Simalakama Kebijakan Negara Menghadapi Corona

Aprilliana Putri Lestari

Covid-19 sudah melanda Indonesia sejak bulan Maret lalu. Kebijakan-kebijakan untuk menanggulangi bencana non alam ini sudah banyak dikaji dan diterapkan oleh pemerintah mulai dari penerapan PSBB, hingga penggelontoran dana sebanyak Rp405,1 T melalui APBN 2020 untuk penanganan Covid di berbagai bidang.

Namun, kebijakan-kebijakan yang dikeluarkan pemerintah nampaknya tidak terstruktur dan prematur. PSBB misalnya, saat angka kasus masih meningkat, PSBB justru dilonggarkan dengan alasan persiapan untuk menuju New Normal. Himbauan untuk berdamai dengan virus seperti lagu yang digaungkan tanpa arti, tapi dampaknya cukup membuat ngeri.

Iklan ARS

Kasus positif meningkat drastis dengan jumlah penambahan rata-rata per hari di atas 1000 kasus. Bahkan pada hari kamis, 9 Juli 2020, tercatat rekor baru kasus positif Covid-19 dengan jumlah penambahan 2.657 kasus. Pemerintah berdalih, pelonjakan jumlah kasus terjadi karena tes yang semakin massif, bukan karena tidak diputusnya rantai persebaran virus.
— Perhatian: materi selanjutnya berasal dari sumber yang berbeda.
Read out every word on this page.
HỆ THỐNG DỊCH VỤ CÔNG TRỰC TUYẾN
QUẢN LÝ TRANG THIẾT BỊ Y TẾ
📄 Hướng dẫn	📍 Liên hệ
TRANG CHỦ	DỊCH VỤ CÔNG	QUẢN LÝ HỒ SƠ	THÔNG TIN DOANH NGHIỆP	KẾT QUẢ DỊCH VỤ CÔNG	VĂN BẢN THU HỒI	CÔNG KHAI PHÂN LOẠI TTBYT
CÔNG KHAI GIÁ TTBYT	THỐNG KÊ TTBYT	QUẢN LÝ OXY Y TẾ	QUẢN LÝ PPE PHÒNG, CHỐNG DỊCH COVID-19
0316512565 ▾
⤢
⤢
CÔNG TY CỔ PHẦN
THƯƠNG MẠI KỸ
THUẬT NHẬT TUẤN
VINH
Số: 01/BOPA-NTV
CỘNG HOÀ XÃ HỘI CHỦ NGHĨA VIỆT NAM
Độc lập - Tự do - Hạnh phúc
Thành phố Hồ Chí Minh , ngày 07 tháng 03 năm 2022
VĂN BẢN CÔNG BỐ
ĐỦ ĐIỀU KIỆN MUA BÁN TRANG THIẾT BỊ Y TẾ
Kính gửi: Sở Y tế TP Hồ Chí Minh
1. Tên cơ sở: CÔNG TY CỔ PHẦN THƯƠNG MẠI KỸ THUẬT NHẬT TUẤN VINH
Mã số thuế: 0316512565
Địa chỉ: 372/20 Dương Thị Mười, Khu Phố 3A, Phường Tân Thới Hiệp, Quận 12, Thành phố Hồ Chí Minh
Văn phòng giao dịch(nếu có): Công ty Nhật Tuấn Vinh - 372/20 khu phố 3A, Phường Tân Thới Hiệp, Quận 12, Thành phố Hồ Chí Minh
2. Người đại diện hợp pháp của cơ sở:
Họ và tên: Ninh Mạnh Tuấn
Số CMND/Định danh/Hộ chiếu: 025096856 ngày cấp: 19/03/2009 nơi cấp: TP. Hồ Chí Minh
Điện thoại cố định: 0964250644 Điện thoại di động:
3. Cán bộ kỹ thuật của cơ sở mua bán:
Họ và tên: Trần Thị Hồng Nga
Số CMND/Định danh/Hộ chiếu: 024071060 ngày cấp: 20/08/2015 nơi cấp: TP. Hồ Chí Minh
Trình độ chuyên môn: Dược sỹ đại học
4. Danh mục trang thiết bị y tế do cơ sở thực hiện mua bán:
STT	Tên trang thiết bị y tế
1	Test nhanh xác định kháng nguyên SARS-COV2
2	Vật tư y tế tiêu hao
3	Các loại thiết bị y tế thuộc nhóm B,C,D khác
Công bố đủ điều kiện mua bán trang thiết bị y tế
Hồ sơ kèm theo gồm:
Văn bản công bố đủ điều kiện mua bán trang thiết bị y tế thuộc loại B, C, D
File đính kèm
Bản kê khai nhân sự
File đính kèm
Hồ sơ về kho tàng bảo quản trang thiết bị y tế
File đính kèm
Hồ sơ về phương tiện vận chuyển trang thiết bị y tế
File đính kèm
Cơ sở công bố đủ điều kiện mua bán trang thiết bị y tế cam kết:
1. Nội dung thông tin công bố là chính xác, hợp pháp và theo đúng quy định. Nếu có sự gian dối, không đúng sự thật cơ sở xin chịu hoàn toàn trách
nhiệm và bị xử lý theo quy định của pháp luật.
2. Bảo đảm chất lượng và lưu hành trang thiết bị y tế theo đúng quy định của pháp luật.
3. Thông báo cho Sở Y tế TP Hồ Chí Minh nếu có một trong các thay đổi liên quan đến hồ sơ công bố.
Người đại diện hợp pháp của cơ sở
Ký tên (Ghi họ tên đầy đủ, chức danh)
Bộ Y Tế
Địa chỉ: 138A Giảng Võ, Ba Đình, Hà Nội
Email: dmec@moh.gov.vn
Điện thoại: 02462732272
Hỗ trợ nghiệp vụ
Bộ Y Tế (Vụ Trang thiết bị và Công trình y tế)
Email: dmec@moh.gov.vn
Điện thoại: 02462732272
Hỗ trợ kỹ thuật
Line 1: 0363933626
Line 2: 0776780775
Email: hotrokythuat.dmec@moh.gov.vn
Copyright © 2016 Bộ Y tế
Staff Ahli Bidang Pengeluaran Negara Kementrian Keuangan, Kunta Wibawa Dasa Nugraha mengatakan bahwa kasus positif saat ini memang semakin tinggi karena tes semakin banyak, namun rasio kasus sebenarnya sama.” (Anadolu Agency). Penambahan kasus seolah adalah hal yang wajar bahkan lagi-lagi digaungkan selayaknya prestasi yang patut dipuji karena sudah bisa melakukan tes ke lebih banyak orang.

Tidak hanya itu, pemerintah juga mengatakan anggaran penanganan Covid di bidang kesehatan sebesar Rp87,55 T tidak akan bertambah hingga akhir tahun. “Anggaran yang dialokasikan sudah mempertimbangkan perkiraan dan modeling untuk jumlah kasus hingga ratusan ribu orang yang positif Covid-19 hingga akhir tahun.” Ungkap Kunta dalam diskusi virtual (Anadolu Agency).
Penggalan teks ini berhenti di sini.